The danger, therefore, with the single expert system is that an apparent bias exists in terms of the selection of the expert whose evidence is then not contested as has happened in this case.
I did give reference to the legal precedents relating to bias when listening to opinion.
I pointed out to the court that certain documents were unusual. One document was sent by the Official Solicitor to the mother's solicitor. This document had an unusual address format and also did not have a "received" stamp from the solicitors office in which it would have been received.
A second document was a note in a completely different format to other notes.
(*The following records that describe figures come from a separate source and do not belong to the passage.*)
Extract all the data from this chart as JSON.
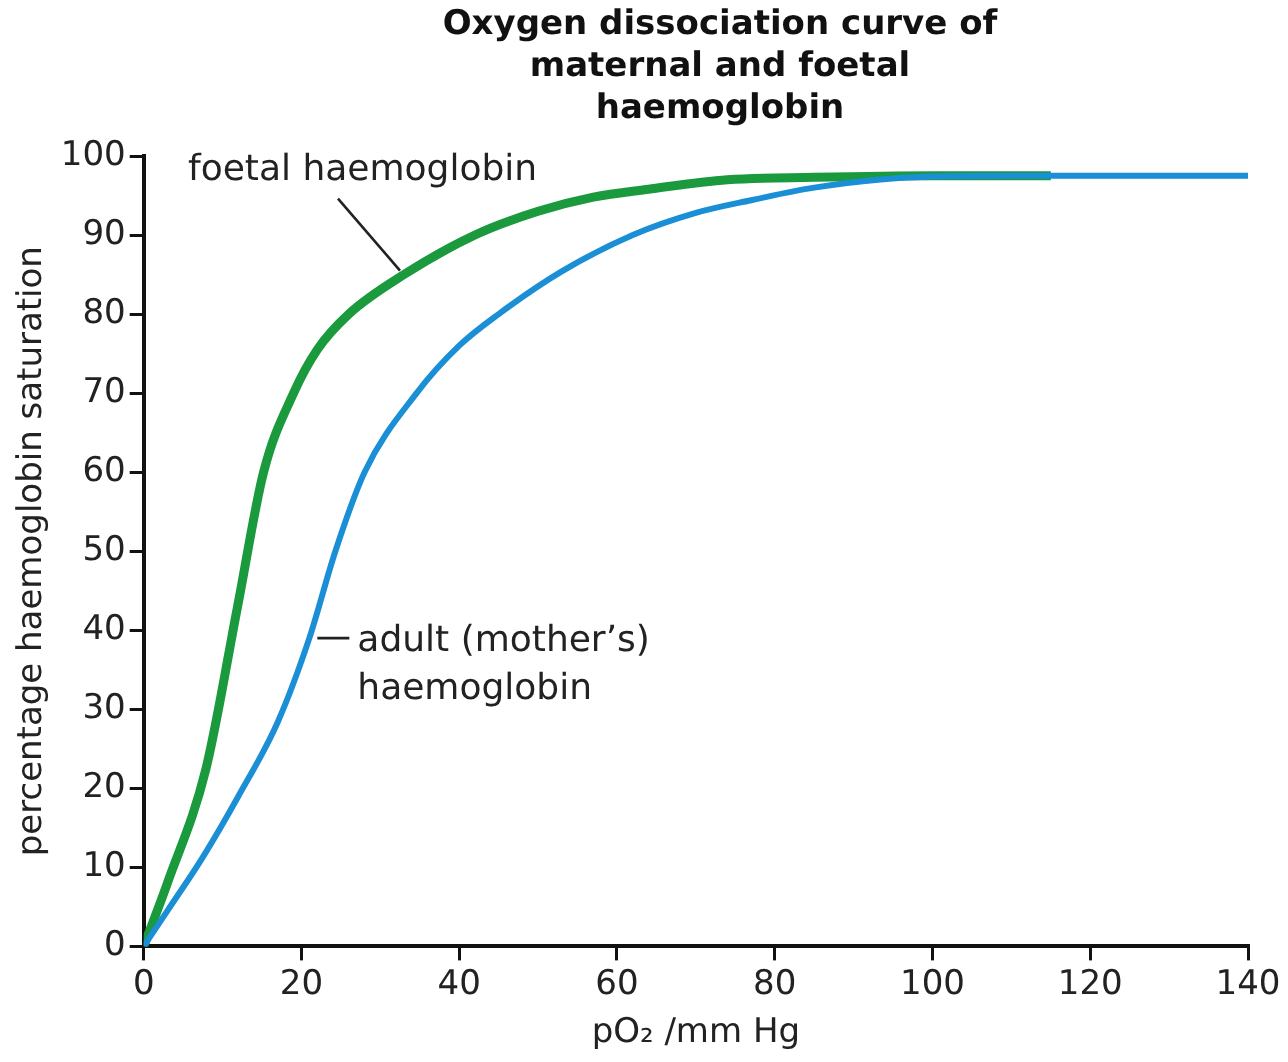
{
  "chart_data": {
    "type": "line",
    "title": "Oxygen dissociation curve of maternal and foetal haemoglobin",
    "xlabel": "pO₂ /mm Hg",
    "ylabel": "percentage haemoglobin saturation",
    "xlim": [
      0,
      140
    ],
    "xticks": [
      0,
      20,
      40,
      60,
      80,
      100,
      120,
      140
    ],
    "ylim": [
      0,
      100
    ],
    "yticks": [
      0,
      10,
      20,
      30,
      40,
      50,
      60,
      70,
      80,
      90,
      100
    ],
    "grid": false,
    "legend": false,
    "marker": "none",
    "line_style": "solid",
    "series": [
      {
        "name": "foetal haemoglobin",
        "color": "#1a9a3c",
        "x": [
          0,
          3,
          7.9,
          11.9,
          15.2,
          19,
          22,
          26,
          33,
          42,
          50,
          57,
          64,
          74,
          85,
          100,
          115
        ],
        "values": [
          0,
          8,
          22.5,
          43,
          60,
          70,
          75.5,
          80,
          85,
          90,
          93,
          94.8,
          95.8,
          97,
          97.3,
          97.5,
          97.5
        ]
      },
      {
        "name": "adult (mother’s) haemoglobin",
        "color": "#1a8fd6",
        "x": [
          0,
          3,
          7.5,
          12,
          17,
          21,
          24.3,
          28,
          34.6,
          40,
          45,
          53,
          62,
          70,
          77,
          85,
          100,
          115,
          130,
          140
        ],
        "values": [
          0,
          4.5,
          11.3,
          19,
          28.4,
          39,
          50,
          60,
          70,
          76,
          80,
          85.4,
          90,
          92.8,
          94.4,
          96,
          97.4,
          97.5,
          97.5,
          97.5
        ]
      }
    ]
  }
}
It indicated that the first document had been posted to the mother with a compliments slip. The use of a compliments slip was an unusual instance. The date on this note was clearly wrong as it was the same day as the first document had been posted when the first document would not have been received.
In the 1980s I was involved in a number of legal cases as an expert witness looking for fraud. I took the view that the above indicated that the file had been tampered with.
The Key Point
The key issue, however, is not whether or not the file had been tampered with, but that the mother had never been given an opportunity to put her side of the argument.
Human beings should have some rights. However, the one of the most fundamental has to be to have the opportunity to be heard in legal proceedings.
The Court of Appeal have determined that the fact that the mother was never given an opportunity to challenge the assertions of the local authority and its experts is acceptable.
This is a far more important issue than whether or not my contested assertions are true or not.